Howard: I think the trailer world was at a point where they were… well, Don La Fontaine had absolutely dominated it and really transformed it from being a kind of stodgy announcer guy to a charismatic kind of whispery thing. The same way film I think kind of changed over the last twenty or thirty years by becoming more real, just more raw. His delivery was so unique and different, and basically what we’re all doing now is just an offshoot of that. After having dominated it for so long, I think that people were beginning to look for other guys. And there were always other guys doing it, but I never was really aware of it until I got involved, and then I realized how many guys I didn’t know about who were really doing well.
TR: You’ve had amazing growth in the last few years. How do you see growth coming to you in the future?
Howard: At this point I’m maxed out. I literally am turning down work on a weekly basis because I just can’t do it. There’s just not enough time. So growth for me fortunately is at the point where I have the luxury of being able to kind of pick and choose what I want to do right now. One thing that I really want to do more of, and I had the opportunity although it’s difficult with my schedule, is long form narration. I’ve started to do more and more of it for the History Channel and A&E.
TR: What about that appeals to you?
Howard: I just find it enjoyable. It’s relaxing. You don’t have to try as hard. You get to be yourself. There’s no attitude involved. You’re not screaming because it’s a rock station, and you’re not trying to scare people because it’s a scary movie and you must go see it. It’s just something different and I enjoy that.
TR: As you look to grow your delivery and stuff, what kind of directions do you think you would go? What kind of things are you looking to do with your voice?
Howard: Well I wanted to at some point become me and not be another trailer guy doing the same old thing. I wanted to kind of add my own twist to it. And so I would say over the last six or eight months that I’ve really tried hard to be myself and to be different from other people. I try to inject a little more personality. I try to be less effected. I push less. I try to be as natural as humanly possible in the delivery to use as much of my voice as I can, as opposed to whispering into the mike and trying to get a rumble drone.
TR: Is it a challenge to abandon those ticks and those crutches and those put-on styles that we so frequently are asked to do?
Howard: Oh yeah, absolutely. It took me a good while to do it, and I always thought that I hadn’t been in radio long enough to really get sucked in by it. But oh, I had. It’s something that the more you work at it you realize how what seemed to be simple is so incredibly complex, and the nuances and the subtleties are not so subtle. They become mountains. I hearken back to what my mentor David Jay said about hearing yourself constantly. He said, “You always know that you’re growing and improving when you hear the work you did a year ago and cringe. That’s a good thing.” So always be cringing when you hear yourself.
TR: So as you evoke David Jay’s name and his advice to you, for the people reading Radio And Production, what’s the best piece of advice you can give folks?
Howard: If you’ve got someone that you feel really gets it—radio is filled with people like this—stick to them like glue and learn what you can from them.
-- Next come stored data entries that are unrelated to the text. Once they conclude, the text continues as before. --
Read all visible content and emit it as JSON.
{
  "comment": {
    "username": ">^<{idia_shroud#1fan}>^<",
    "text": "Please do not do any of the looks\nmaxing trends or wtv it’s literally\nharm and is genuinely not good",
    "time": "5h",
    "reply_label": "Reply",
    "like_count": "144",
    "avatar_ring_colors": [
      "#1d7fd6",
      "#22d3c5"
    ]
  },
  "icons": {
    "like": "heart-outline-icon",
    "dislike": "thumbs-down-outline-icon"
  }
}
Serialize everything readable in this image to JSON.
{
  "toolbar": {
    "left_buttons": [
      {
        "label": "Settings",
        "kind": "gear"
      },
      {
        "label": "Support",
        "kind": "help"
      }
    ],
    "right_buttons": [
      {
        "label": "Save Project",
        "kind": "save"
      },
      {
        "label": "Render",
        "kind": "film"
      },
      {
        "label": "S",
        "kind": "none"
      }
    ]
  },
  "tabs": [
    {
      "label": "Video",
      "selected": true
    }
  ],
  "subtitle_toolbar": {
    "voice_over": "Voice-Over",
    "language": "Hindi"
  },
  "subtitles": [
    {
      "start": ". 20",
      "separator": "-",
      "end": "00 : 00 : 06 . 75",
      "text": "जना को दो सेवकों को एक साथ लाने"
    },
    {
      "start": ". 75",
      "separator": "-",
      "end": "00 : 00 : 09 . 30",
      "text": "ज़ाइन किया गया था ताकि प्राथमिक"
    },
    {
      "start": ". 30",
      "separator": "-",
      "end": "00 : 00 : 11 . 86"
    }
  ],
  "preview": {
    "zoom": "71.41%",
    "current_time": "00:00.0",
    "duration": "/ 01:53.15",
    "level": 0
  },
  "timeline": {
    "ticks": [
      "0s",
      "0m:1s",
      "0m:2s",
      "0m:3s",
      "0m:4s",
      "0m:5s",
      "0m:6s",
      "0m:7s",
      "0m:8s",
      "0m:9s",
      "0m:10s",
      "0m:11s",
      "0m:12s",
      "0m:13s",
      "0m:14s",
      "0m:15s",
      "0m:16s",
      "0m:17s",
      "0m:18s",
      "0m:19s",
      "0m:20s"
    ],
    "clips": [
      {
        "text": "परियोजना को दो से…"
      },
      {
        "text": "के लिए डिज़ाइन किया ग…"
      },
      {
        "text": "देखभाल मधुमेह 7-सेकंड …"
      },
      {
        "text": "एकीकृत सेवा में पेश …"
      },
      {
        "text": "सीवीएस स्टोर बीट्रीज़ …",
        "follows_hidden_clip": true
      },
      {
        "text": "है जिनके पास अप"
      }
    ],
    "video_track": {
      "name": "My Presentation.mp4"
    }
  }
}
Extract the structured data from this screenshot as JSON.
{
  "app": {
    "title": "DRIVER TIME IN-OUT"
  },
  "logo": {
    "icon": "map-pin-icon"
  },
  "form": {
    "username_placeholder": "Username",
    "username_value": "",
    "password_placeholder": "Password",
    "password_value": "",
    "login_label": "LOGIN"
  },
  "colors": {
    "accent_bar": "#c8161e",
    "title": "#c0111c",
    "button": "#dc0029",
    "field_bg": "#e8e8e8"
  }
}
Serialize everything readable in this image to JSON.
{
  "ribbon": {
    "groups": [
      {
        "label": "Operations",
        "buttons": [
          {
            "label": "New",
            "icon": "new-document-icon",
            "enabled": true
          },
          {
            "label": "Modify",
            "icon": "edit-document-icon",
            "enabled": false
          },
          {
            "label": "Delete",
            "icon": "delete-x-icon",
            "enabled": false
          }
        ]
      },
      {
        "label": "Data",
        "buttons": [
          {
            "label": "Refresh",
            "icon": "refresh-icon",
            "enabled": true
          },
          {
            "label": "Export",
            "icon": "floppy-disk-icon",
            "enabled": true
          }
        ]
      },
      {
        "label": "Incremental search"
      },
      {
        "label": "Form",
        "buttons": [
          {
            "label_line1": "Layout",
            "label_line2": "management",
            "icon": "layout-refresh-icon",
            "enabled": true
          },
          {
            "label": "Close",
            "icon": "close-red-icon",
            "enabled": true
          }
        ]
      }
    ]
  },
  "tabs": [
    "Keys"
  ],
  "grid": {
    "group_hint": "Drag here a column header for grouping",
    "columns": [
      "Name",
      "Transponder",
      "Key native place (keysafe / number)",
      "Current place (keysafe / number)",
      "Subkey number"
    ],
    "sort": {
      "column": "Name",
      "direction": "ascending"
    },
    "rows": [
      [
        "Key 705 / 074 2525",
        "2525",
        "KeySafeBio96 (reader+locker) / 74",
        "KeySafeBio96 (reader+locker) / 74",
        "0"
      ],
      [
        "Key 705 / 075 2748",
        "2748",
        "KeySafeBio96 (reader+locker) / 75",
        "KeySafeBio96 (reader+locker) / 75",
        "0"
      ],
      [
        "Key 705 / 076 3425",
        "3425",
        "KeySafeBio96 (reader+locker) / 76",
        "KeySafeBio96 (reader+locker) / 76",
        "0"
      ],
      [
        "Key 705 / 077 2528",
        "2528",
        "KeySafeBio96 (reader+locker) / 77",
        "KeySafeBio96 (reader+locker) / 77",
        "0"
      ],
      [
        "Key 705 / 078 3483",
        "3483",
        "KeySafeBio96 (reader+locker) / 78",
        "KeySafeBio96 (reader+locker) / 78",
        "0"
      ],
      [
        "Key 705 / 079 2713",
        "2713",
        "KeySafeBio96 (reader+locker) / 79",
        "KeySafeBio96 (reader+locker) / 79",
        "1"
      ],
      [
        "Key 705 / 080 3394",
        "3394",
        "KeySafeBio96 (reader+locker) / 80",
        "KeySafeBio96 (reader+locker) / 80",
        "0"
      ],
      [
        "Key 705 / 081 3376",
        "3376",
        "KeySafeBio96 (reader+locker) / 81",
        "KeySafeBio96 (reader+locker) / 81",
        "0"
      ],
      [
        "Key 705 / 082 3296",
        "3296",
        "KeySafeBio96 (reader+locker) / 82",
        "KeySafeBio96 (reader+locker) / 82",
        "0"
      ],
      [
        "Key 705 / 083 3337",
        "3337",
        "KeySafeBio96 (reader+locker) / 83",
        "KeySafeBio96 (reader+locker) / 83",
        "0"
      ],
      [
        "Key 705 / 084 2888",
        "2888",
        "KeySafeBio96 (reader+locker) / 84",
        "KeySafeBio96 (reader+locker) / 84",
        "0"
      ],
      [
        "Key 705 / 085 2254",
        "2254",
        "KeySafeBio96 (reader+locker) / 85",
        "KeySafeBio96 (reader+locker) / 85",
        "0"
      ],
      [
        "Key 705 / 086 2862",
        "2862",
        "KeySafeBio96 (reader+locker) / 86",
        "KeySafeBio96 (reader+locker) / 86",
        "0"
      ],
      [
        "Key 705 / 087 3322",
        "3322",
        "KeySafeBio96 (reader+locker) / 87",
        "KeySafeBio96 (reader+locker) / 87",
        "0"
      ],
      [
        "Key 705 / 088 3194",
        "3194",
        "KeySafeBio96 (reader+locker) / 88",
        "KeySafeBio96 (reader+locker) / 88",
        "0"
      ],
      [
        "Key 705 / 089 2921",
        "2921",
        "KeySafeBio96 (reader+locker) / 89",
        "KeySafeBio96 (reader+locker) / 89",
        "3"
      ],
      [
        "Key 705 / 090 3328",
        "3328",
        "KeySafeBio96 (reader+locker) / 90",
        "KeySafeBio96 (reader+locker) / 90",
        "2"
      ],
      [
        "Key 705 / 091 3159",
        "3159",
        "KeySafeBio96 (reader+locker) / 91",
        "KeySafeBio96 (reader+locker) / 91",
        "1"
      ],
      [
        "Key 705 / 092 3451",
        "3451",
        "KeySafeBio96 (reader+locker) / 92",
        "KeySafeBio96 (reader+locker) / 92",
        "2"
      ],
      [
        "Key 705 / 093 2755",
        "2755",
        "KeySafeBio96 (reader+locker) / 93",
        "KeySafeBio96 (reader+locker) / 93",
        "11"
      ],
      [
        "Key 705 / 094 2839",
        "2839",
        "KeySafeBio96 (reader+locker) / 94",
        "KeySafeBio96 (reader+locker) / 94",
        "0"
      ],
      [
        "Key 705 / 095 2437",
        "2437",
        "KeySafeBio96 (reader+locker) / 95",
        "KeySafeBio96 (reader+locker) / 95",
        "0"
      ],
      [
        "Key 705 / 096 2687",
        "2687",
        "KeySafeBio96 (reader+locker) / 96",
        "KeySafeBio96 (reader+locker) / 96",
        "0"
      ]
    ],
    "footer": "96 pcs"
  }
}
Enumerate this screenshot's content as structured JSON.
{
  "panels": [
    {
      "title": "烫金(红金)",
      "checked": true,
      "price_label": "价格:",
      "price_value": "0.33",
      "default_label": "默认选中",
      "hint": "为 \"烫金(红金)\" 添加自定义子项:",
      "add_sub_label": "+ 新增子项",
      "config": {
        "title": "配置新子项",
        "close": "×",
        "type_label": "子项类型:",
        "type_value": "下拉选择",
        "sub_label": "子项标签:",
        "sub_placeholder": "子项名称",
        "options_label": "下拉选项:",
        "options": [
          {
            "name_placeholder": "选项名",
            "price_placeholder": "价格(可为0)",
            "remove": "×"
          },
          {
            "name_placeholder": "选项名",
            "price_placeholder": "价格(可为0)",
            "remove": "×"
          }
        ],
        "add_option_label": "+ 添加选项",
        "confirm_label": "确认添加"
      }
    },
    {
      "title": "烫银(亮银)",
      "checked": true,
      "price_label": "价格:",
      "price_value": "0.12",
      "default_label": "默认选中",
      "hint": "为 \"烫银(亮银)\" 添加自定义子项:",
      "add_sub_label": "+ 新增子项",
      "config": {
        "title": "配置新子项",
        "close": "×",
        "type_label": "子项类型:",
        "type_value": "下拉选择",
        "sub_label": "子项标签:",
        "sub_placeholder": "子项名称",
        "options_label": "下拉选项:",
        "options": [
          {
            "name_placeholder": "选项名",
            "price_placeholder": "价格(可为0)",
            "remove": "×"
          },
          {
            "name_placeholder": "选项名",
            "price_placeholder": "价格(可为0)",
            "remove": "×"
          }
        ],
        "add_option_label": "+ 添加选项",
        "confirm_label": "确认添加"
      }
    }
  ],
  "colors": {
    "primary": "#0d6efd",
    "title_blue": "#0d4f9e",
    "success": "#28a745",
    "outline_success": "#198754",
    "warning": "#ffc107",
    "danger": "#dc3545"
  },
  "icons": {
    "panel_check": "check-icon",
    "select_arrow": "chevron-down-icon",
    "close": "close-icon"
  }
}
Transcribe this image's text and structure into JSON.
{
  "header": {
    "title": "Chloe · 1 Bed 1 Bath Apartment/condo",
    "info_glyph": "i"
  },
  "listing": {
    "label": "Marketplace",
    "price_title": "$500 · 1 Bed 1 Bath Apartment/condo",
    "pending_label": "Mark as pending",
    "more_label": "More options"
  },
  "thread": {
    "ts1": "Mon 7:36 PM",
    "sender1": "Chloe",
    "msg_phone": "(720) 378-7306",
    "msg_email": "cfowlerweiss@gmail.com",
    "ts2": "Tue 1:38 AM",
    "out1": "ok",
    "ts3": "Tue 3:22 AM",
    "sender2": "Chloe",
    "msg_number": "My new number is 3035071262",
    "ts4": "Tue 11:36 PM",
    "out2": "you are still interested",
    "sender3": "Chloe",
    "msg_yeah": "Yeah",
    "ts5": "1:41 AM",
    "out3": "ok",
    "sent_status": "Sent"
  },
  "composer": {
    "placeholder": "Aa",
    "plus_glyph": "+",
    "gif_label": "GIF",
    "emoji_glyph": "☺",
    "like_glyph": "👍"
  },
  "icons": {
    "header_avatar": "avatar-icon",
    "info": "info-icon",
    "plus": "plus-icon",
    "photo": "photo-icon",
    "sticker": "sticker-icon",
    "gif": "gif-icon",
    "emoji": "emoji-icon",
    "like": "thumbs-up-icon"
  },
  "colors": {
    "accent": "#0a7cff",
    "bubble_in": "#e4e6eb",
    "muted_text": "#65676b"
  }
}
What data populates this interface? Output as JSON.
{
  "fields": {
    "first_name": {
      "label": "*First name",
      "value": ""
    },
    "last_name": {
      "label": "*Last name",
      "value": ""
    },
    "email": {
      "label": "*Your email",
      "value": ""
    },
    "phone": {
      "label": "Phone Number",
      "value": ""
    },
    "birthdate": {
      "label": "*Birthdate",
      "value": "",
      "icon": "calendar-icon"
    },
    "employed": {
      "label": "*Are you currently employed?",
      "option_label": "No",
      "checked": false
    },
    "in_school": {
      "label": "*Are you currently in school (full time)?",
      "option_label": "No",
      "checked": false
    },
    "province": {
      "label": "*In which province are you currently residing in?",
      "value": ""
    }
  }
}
I’ve only touched on a couple of them. David Jay is one, and I had a guy in Nebraska named Jim Steel who was just wonderful to me in teaching. He was my Operations Manager. He would let me experiment and just kind of go in any direction I wanted to. I also had a country Program Director I worked for there, Charlie Thomas, who was equally as instrumental in allowing me to experiment and be creative. He didn’t put any borders up for me at all. He just let me go completely. And it was great to hear a guy say, “I don’t ever want to have to push you. My job is to pull you back.” And then there’s McCray in Syracuse and Sabian in Philadelphia.
TR: Well there are people that come into our lives and they do it for a reason.
Howard: Isn’t that the truth. Ten years. Almost ten years to the day. It was fast.